Bonus studenti da 150 euro: nuova data di scadenza per la presentazione

Il Governo, attraverso il Ministero dell’Istruzione, ha introdotto una misura di sostegno economica per favorire la partecipazione degli studenti alle gite scolastiche, ampliando la portata di un’agevolazione finanziaria già esistente.

Bonus per le gite scolastiche

Questo sostegno si concretizza in un bonus di 150 euro destinato a ridurre il carico finanziario che le famiglie devono sostenere per permettere ai propri figli di vivere esperienze educative al di fuori dell’ambiente scolastico tradizionale. Le gite scolastiche, infatti, rappresentano non solo un momento di crescita personale e culturale per gli studenti ma anche una spesa non indifferente per le famiglie, specialmente in contesti di difficoltà economiche.

Riconoscendo l’importanza che queste esperienze hanno nel percorso formativo degli studenti, il bonus è stato pensato per allargare l’accesso a queste opportunità a un numero più elevato di partecipanti. Originariamente limitato alle famiglie con un Indicatore della Situazione Economica Equivalente (ISEE) non superiore a 5.000 euro, il criterio di ammissibilità è stato esteso fino a un ISEE di 15.000 euro, incrementando così il numero di studenti che possono beneficiarne.

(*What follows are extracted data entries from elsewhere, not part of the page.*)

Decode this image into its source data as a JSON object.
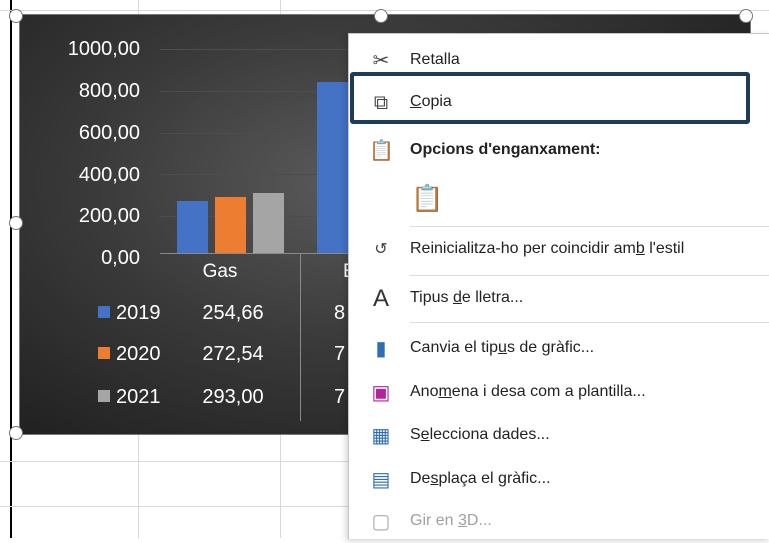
{
  "chart": {
    "y_axis_labels": [
      "1000,00",
      "800,00",
      "600,00",
      "400,00",
      "200,00",
      "0,00"
    ],
    "category_label_visible": "Gas",
    "category_label_cut": "E",
    "legend": [
      {
        "year": "2019",
        "color": "#4472c4",
        "gas": "254,66",
        "cut": "8"
      },
      {
        "year": "2020",
        "color": "#ed7d31",
        "gas": "272,54",
        "cut": "7"
      },
      {
        "year": "2021",
        "color": "#a5a5a5",
        "gas": "293,00",
        "cut": "7"
      }
    ]
  },
  "chart_data": {
    "type": "bar",
    "categories": [
      "Gas",
      "E"
    ],
    "series": [
      {
        "name": "2019",
        "values": [
          254.66,
          840
        ]
      },
      {
        "name": "2020",
        "values": [
          272.54,
          null
        ]
      },
      {
        "name": "2021",
        "values": [
          293.0,
          null
        ]
      }
    ],
    "ylim": [
      0,
      1000
    ],
    "y_ticks": [
      "0,00",
      "200,00",
      "400,00",
      "600,00",
      "800,00",
      "1000,00"
    ],
    "data_table": true
  },
  "menu": {
    "cut": {
      "pre": "Retalla",
      "icon": "scissors-icon"
    },
    "copy": {
      "pre": "",
      "u": "C",
      "post": "opia",
      "icon": "copy-icon"
    },
    "paste_options": {
      "label": "Opcions d'enganxament:",
      "icon": "clipboard-icon"
    },
    "reset": {
      "pre": "Reinicialitza-ho per coincidir am",
      "u": "b",
      "post": " l'estil",
      "icon": "reset-style-icon"
    },
    "font": {
      "pre": "Tipus ",
      "u": "d",
      "post": "e lletra...",
      "icon": "font-icon"
    },
    "change_type": {
      "pre": "Canvia el tip",
      "u": "u",
      "post": "s de gràfic...",
      "icon": "chart-type-icon"
    },
    "save_template": {
      "pre": "Ano",
      "u": "m",
      "post": "ena i desa com a plantilla...",
      "icon": "save-template-icon"
    },
    "select_data": {
      "pre": "S",
      "u": "e",
      "post": "lecciona dades...",
      "icon": "select-data-icon"
    },
    "move_chart": {
      "pre": "De",
      "u": "s",
      "post": "plaça el gràfic...",
      "icon": "move-chart-icon"
    },
    "rotate3d": {
      "pre": "Gir en ",
      "u": "3",
      "post": "D...",
      "icon": "rotate-3d-icon"
    }
  }
}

Scopo del bonus gite per studenti

L’obiettivo di questa iniziativa è duplice: da un lato, ridurre il divario educativo causato da differenze socio-economiche tra gli studenti; dall’altro, promuovere l’equità nell’accesso a esperienze formative di valore. Inoltre, il bonus gite mira a sostenere le famiglie nello sforzo di fornire un’istruzione completa ai propri figli, comprendente anche le attività extracurriculari che arricchiscono il percorso di apprendimento.

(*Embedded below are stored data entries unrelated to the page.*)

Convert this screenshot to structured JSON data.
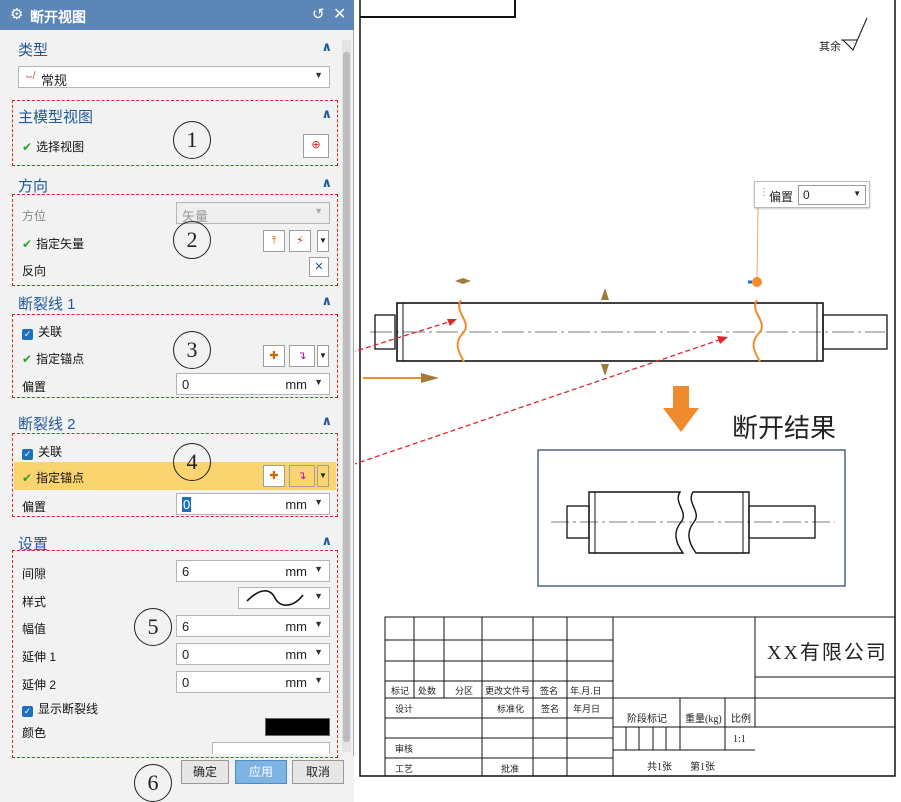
{
  "dialog": {
    "title": "断开视图",
    "sections": {
      "type": {
        "title": "类型",
        "value": "常规"
      },
      "main_view": {
        "title": "主模型视图",
        "select_view": "选择视图"
      },
      "direction": {
        "title": "方向",
        "orientation_label": "方位",
        "orientation_value": "矢量",
        "vector_label": "指定矢量",
        "reverse_label": "反向"
      },
      "break1": {
        "title": "断裂线 1",
        "associative": "关联",
        "anchor_label": "指定锚点",
        "offset_label": "偏置",
        "offset_value": "0",
        "unit": "mm"
      },
      "break2": {
        "title": "断裂线 2",
        "associative": "关联",
        "anchor_label": "指定锚点",
        "offset_label": "偏置",
        "offset_value": "0",
        "unit": "mm"
      },
      "settings": {
        "title": "设置",
        "gap_label": "间隙",
        "gap_value": "6",
        "style_label": "样式",
        "amplitude_label": "幅值",
        "amplitude_value": "6",
        "ext1_label": "延伸 1",
        "ext1_value": "0",
        "ext2_label": "延伸 2",
        "ext2_value": "0",
        "show_break_label": "显示断裂线",
        "color_label": "颜色",
        "unit": "mm"
      }
    },
    "buttons": {
      "ok": "确定",
      "apply": "应用",
      "cancel": "取消"
    }
  },
  "callouts": [
    "1",
    "2",
    "3",
    "4",
    "5",
    "6"
  ],
  "drawing": {
    "offset_popup": {
      "label": "偏置",
      "value": "0"
    },
    "result_label": "断开结果",
    "surface_note": "其余",
    "company": "XX有限公司",
    "title_block": {
      "headers": [
        "标记",
        "处数",
        "分区",
        "更改文件号",
        "签名",
        "年.月.日"
      ],
      "design": "设计",
      "standardize": "标准化",
      "review": "审核",
      "process": "工艺",
      "approve": "批准",
      "stage_mark": "阶段标记",
      "weight": "重量(kg)",
      "scale": "比例",
      "scale_value": "1:1",
      "sheets_total": "共1张",
      "sheet_no": "第1张",
      "signature": "签名",
      "date": "年月日"
    }
  },
  "colors": {
    "title_bar": "#5b86b6",
    "section_title": "#1f5a96",
    "highlight": "#fad56f",
    "red_dash": "#e0252c",
    "orange": "#f28c28",
    "apply": "#7db4e4"
  }
}
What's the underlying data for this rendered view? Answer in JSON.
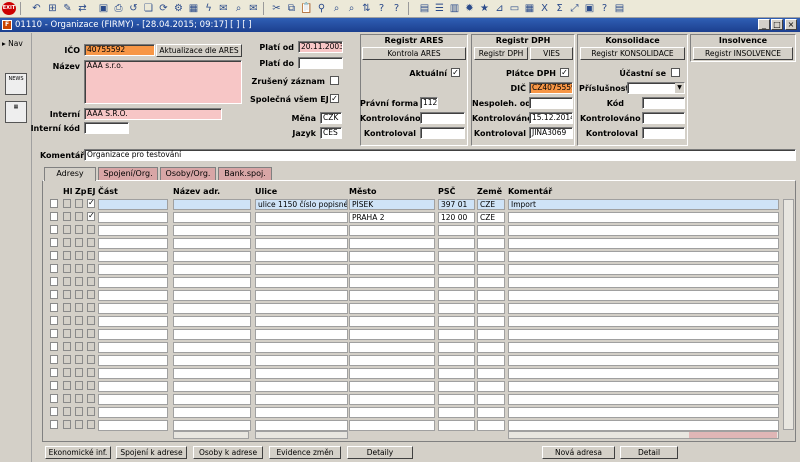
{
  "window": {
    "title": "01110 - Organizace (FIRMY) - [28.04.2015; 09:17] [ ] [ ]",
    "exit_label": "EXIT"
  },
  "sidebar": {
    "nav_label": "Nav",
    "news_label": "NEWS"
  },
  "header": {
    "ico_label": "IČO",
    "ico_value": "40755592",
    "update_ares_label": "Aktualizace dle ARES",
    "nazev_label": "Název",
    "nazev_value": "AAA s.r.o.",
    "interni_label": "Interní",
    "interni_value": "AAA S.R.O.",
    "interni_kod_label": "Interní kód",
    "interni_kod_value": "",
    "plati_od_label": "Platí od",
    "plati_od_value": "20.11.2003",
    "plati_do_label": "Platí do",
    "plati_do_value": "",
    "zruseny_label": "Zrušený záznam",
    "spolecna_label": "Společná všem EJ",
    "mena_label": "Měna",
    "mena_value": "CZK",
    "jazyk_label": "Jazyk",
    "jazyk_value": "ČES",
    "komentar_label": "Komentář",
    "komentar_value": "Organizace pro testování"
  },
  "ares": {
    "title": "Registr ARES",
    "button": "Kontrola ARES",
    "aktualni_label": "Aktuální",
    "pravni_forma_label": "Právní forma",
    "pravni_forma_value": "112",
    "kontrolovano_label": "Kontrolováno",
    "kontrolovano_value": "",
    "kontroloval_label": "Kontroloval",
    "kontroloval_value": ""
  },
  "dph": {
    "title": "Registr DPH",
    "button": "Registr DPH",
    "vies_button": "VIES",
    "platce_label": "Plátce DPH",
    "dic_label": "DIČ",
    "dic_value": "CZ40755592",
    "nespoleh_label": "Nespoleh. od",
    "nespoleh_value": "",
    "kontrolovano_label": "Kontrolováno",
    "kontrolovano_value": "15.12.2014",
    "kontroloval_label": "Kontroloval",
    "kontroloval_value": "JINA3069"
  },
  "konsolidace": {
    "title": "Konsolidace",
    "button": "Registr KONSOLIDACE",
    "ucastni_label": "Účastní se",
    "prislusnost_label": "Příslušnost",
    "prislusnost_value": "",
    "kod_label": "Kód",
    "kod_value": "",
    "kontrolovano_label": "Kontrolováno",
    "kontrolovano_value": "",
    "kontroloval_label": "Kontroloval",
    "kontroloval_value": ""
  },
  "insolvence": {
    "title": "Insolvence",
    "button": "Registr INSOLVENCE"
  },
  "tabs": [
    "Adresy",
    "Spojení/Org.",
    "Osoby/Org.",
    "Bank.spoj."
  ],
  "table": {
    "columns": [
      "Hl",
      "Zp",
      "EJ",
      "Část",
      "Název adr.",
      "Ulice",
      "Město",
      "PSČ",
      "Země",
      "Komentář"
    ],
    "rows": [
      {
        "cast": "",
        "nazev": "",
        "ulice": "ulice 1150 číslo popisné 11",
        "mesto": "PÍSEK",
        "psc": "397 01",
        "zeme": "CZE",
        "komentar": "Import"
      },
      {
        "cast": "",
        "nazev": "",
        "ulice": "",
        "mesto": "PRAHA 2",
        "psc": "120 00",
        "zeme": "CZE",
        "komentar": ""
      }
    ]
  },
  "buttons": {
    "ekonomicke": "Ekonomické inf.",
    "spojeni": "Spojení k adrese",
    "osoby": "Osoby k adrese",
    "evidence": "Evidence změn",
    "detaily": "Detaily",
    "nova_adresa": "Nová adresa",
    "detail": "Detail"
  },
  "colors": {
    "pink": "#f7c6c6",
    "orange": "#f79646",
    "selected_row": "#cfe3f7",
    "title_bar": "#1c3f8e"
  }
}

Riapertura presentazione domanda per il bonus da 150 euro

Il processo di candidatura per ottenere il bonus è stato inizialmente aperto attraverso una Piattaforma Unica, con una scadenza fissata al 15 febbraio. Tuttavia, consapevole delle potenziali difficoltà che alcune famiglie potrebbero incontrare nel presentare la domanda, il Ministero dell’Istruzione si è impegnato a fornire ulteriori istruzioni e opportunità per accedere a questo beneficio, assicurando che nessuno studente venga escluso dalla possibilità di partecipare alle gite scolastiche per motivi economici.